Sie hat mich so geprägt, dass ich kaum noch Alkohol trinke und dann auch nach 1 bis 2 Gläsern "Nachschub" ablehne. Es ist MAL okay. Aber für mich ist auch ein gutes Essen kein Grund, Alkohol dabei zu trinken. Meiner Meinung nach besudelt der die Geschmacksnerven, sodass man die feinen Geschmacksnuancen des Essens nicht mehr wahrnimmt.Eine Freundin war nun zu Besuch; sie ist vor knapp 2 Jahren ausgewandert. Ich habe dann an dem ersten Abend 2 Gläser Sekt mitgetrunken, danach nicht mehr und dann am 2. Abend meine Beteiligung am 1,5Liter-Sangria-Pitcher abgelehnt.

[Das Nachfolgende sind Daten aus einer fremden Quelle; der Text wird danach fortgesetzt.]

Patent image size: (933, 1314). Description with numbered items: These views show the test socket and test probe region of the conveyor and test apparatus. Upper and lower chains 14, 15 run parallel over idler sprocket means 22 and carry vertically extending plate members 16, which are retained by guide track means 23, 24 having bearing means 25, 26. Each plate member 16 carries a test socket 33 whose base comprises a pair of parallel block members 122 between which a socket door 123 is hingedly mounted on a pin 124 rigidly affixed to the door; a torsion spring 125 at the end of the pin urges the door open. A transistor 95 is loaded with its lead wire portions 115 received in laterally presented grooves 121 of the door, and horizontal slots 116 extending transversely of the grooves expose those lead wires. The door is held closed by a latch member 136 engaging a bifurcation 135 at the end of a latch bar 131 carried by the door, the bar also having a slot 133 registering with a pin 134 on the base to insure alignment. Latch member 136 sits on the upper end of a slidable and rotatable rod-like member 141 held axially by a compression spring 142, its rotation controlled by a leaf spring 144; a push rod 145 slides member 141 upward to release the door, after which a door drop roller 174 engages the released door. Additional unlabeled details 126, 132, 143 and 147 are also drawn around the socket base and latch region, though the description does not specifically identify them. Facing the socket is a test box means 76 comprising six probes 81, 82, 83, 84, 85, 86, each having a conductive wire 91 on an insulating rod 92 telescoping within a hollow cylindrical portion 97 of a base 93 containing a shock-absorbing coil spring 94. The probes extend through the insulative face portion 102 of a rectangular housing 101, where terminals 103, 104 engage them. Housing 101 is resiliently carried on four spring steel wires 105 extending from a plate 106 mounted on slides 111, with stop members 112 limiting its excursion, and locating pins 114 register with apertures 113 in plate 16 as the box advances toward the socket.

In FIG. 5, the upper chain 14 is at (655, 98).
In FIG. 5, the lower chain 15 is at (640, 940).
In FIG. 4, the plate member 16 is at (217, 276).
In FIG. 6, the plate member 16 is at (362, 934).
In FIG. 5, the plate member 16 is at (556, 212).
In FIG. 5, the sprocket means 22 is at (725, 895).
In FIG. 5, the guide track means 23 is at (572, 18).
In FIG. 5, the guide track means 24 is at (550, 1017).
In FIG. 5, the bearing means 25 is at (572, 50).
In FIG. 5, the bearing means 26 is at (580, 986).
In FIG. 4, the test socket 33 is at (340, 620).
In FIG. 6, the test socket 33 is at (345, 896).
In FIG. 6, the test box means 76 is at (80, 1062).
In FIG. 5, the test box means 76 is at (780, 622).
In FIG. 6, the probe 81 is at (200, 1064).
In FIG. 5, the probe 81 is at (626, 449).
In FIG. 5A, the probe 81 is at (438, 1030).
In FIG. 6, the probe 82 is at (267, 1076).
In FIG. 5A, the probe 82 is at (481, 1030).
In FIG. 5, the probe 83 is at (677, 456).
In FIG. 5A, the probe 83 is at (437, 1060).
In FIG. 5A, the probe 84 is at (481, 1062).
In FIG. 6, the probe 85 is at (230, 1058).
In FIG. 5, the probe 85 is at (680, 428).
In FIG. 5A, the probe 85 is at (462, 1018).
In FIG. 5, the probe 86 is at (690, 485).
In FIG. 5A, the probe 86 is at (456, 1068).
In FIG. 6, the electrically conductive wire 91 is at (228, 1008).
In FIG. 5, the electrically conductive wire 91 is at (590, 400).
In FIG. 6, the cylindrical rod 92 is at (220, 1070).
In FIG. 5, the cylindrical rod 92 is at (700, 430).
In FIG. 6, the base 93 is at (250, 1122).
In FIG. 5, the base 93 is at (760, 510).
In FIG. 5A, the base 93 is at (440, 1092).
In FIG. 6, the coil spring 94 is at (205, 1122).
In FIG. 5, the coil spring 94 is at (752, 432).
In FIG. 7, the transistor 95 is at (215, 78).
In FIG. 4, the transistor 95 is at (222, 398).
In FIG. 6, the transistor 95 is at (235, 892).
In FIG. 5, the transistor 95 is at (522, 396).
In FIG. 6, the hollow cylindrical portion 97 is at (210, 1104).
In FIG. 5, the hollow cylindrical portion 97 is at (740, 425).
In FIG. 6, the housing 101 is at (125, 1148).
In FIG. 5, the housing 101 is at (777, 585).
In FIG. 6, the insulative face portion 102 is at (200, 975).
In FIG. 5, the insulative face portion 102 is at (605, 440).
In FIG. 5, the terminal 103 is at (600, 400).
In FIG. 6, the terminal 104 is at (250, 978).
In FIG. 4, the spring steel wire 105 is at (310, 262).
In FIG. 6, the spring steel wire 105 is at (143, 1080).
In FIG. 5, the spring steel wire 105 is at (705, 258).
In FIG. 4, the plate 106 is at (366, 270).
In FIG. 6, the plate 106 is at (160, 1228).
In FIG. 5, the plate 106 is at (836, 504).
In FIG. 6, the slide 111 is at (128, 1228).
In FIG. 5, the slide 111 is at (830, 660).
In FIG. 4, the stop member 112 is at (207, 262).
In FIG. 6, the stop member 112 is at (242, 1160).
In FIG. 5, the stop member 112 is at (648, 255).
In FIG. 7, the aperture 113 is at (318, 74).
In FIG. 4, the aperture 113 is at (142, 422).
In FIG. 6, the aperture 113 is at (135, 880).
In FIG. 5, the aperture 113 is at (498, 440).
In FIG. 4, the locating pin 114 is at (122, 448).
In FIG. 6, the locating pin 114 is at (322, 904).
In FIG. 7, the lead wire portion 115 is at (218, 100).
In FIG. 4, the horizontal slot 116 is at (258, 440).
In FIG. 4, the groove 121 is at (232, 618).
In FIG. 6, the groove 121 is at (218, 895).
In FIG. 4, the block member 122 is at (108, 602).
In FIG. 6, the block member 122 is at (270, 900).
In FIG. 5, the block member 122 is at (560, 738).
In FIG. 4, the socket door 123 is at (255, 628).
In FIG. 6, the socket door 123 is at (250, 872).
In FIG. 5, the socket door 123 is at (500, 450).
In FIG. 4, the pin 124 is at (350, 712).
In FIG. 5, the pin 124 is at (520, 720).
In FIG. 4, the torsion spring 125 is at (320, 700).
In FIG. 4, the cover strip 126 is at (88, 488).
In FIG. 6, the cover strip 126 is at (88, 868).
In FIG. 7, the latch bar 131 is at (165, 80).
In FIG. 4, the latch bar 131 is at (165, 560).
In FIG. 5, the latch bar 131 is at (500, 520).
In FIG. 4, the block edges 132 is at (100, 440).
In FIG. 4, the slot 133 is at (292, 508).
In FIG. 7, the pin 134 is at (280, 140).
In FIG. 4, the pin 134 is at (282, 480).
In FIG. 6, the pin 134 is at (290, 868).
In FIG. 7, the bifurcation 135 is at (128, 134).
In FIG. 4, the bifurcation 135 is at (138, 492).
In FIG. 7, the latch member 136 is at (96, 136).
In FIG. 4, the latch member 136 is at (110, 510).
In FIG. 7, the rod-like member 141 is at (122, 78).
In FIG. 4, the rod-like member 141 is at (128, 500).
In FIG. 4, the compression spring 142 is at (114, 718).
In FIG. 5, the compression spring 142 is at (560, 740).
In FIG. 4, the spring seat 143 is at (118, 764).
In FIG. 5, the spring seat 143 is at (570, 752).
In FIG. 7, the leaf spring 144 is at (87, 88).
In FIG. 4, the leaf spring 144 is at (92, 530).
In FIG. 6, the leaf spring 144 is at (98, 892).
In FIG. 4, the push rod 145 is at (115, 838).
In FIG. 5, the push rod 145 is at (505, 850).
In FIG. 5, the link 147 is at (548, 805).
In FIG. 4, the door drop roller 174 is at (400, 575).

Generell bringe ich nun zu solchen Gelegenheiten Saft mit- vieeeel leckerer als Alkohol! Darauf kommen die meisten erschreckenderweise nicht. Nachher dann schon
Aber es regt schon zum Nachdenken an, wenn man mitbekommt, wie sehr Alkohol doch in den Alltag integriert ist, dass die Leute meinen, zum Essen gehöre Alkohol, in gemütlichen Runden müsse getrunken werden. Wenn ich mich hier umschaue, stehen in der Wohnung meines Freundes 20 Flaschen. Die wurden ihm größtenteils geschenkt. Das war auch für mich Neuland- ich könnte mir nicht vorstellen, an Weihnachten Alkohol zu verschenken? Das meiste trinkt er nicht.. Aber wir hatten da schon ein ernsthaftes Gespräch drüber, weil mich diese Flaschen erschreckten.Für das Gewicht ist der Verzicht echt super! Ich bin in einem Ernährungsprogramm, da ich früher massives Übergewicht hatte. Ein Glas Wein nimmt schon knapp 1/5 von dem ein, was ich am Tag esse. Das ist mir Alkohol nicht wert.